Sitting at the Hilton in San Francisco, listening to the MySQL Connect opening Keynotes, sparks interesting thoughts. Thoughts about the future of MySQL, the Oracle stewardship, the MariaDB alternative and the advantage of the solutions provided by the MySQL Ecosystem.

But there is something missing. I know something is not part of this picture, but I can't figure out what it is.

At the end of keynotes and pane,l I turn to the exhibitors area, an approx 800 sq ft., 50% occupied by Oracle. At the bottom left corner stands my answer. 

The small yellow cubic hive of AWS was at the top of the rollup that reminds of MySQL and RDS, admittedly the most used version of MySQL in the cloud so far. And here is the missing part. 


New great features in 5.6 Release Candidate and in MySQL Cluster 7.3


The new features packed into 5.6 are simply awesome - my Brit friends will forgive me here, I tend to use local terms, but I can always turn them into "wonderful". The additions to InnoDB will make a big difference for many users and they will fill the gap between the power that the new hardware can bring and the what MySQL can use. Benchmarks show a great improvement in scalability with 48 and 96 core machines. Not bad at all. Equally important, online DDL additions will make the life of DBAs much easier and ultimately they will bring better availability.

MySQL Cluster 7.3 is also a good release. Personally, I am less interested in the new foreign key addition: I still believe that somebody who decides to use MySQL Cluster should not bother too much about foreign keys, but I perfectly understand that some users may have different needs.

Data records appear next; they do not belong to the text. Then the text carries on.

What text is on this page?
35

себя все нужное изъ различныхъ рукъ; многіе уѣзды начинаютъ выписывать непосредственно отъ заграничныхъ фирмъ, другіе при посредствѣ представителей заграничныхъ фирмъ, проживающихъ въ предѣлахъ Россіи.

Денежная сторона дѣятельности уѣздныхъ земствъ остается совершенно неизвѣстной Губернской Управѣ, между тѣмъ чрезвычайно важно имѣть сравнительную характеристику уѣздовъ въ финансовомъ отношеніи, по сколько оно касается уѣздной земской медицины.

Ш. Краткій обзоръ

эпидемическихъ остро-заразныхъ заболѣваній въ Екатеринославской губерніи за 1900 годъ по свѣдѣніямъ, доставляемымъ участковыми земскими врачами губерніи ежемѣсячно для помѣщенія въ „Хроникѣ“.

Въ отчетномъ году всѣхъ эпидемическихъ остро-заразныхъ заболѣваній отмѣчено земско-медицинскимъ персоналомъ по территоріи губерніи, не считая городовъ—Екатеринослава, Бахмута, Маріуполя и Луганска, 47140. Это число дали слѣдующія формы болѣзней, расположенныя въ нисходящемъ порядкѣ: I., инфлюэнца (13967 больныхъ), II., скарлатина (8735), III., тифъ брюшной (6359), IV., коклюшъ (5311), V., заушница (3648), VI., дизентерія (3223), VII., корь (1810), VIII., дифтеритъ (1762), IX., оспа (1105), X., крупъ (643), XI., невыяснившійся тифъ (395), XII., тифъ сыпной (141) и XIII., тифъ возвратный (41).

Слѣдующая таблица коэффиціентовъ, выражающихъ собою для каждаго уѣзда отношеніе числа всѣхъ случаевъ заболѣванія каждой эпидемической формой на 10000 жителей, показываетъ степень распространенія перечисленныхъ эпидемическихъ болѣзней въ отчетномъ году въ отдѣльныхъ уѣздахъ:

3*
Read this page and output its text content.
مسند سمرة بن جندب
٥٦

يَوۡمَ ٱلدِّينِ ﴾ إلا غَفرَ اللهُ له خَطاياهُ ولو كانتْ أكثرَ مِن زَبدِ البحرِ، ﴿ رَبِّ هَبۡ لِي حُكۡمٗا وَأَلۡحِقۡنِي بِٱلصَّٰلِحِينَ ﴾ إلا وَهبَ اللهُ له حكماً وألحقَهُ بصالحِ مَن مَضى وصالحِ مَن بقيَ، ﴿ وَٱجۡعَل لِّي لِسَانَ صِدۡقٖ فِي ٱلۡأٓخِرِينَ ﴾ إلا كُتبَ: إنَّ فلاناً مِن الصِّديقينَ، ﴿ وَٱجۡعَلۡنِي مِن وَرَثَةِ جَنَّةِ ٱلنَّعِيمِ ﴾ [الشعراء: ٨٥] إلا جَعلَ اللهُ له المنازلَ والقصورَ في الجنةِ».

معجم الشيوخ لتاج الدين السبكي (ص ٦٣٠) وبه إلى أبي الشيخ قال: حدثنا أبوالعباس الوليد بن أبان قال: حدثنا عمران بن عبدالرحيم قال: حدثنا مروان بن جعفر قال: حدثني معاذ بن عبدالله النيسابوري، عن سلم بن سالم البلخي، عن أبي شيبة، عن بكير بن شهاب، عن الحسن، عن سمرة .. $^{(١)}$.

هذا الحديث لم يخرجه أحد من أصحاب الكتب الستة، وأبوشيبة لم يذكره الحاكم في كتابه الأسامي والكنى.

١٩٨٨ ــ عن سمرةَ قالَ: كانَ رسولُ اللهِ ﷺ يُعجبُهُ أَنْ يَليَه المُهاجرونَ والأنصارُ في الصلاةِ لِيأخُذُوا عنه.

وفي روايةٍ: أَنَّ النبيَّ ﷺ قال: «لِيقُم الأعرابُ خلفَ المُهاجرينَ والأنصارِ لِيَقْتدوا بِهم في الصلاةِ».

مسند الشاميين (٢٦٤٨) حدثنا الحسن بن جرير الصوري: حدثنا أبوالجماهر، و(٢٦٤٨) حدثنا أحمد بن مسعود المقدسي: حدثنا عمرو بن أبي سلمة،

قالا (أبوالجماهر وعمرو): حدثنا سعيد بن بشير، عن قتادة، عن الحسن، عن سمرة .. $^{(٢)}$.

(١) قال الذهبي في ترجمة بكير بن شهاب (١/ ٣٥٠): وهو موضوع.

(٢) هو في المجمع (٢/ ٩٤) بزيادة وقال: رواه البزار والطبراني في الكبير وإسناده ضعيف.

It is also good to see DRBD back in the list of the HA solutions provided by Oracle, although I would say this is a bit far from "driving innovation" and that today there are more options in terms of HA, compared to 5 years ago.


What about MariaDB 10?


Some of the features announced in 5.6 today are already available in MariaDB 5.5 or they are present in the new version of MariaDB 10.

Subquery optimisation has been available in MariaDB for years now - I have not checked the details of what is here and what is there, but in general I would say that this is really a catch-up for Oracle. So is the replication group commit that people can enjoy in GA fashion in MariaDB 5.5. 

The other additions for replication - the Global Transaction ID, multi-threaded options etc. - have been announced in MariaDB 10 few weeks ago. Personally I have not checked the differences yet.


And where is the Cloud?


We can argue that almost all the new features in 5.6 and in MariaDB 10 will help users in deploying MySQL in the cloud. What is missing is a good set of real cloud features. Some of these features, like JSON, HTTP, Javascript and NoSQL options have been mentioned by Tomas and what will come next, but that means that they are at least another 2 years away.

Multi-tenancy capabilities, data encryption and obfuscation, multi-protocol communication, NoSQL integration, in-server sharding and data aggregation are some of the features we are looking for. I am perfectly conscious that this is a bit too much to ask at this stage, but I believe that if we want to tag MySQL with the word Innovation, you must couple it with the equally valid word Cloud.

4 comments:

@Ivan

what happened to this post:
http://izoratti.blogspot.dk/2012/09/5610-how-does-it-matter.html
.. "does not exist" for me! But the planet links to it. Maybe a 'black hole' in the MySQL Universe? :-)

-- Peter Laursen

September 30, 2012 at 8:44 AM  

Oh - that is the same blog, the title is different. My native English friends pointed out that the title did not make any sense... :)

October 1, 2012 at 5:37 PM  

The "Cloud" features might be available in less than 2 years. They might be introduced as an plugin just like the audit plugin they announced.

October 2, 2012 at 7:58 PM  

That would be really good, but it has not been announced. I am looking forward to hearing more on this topic!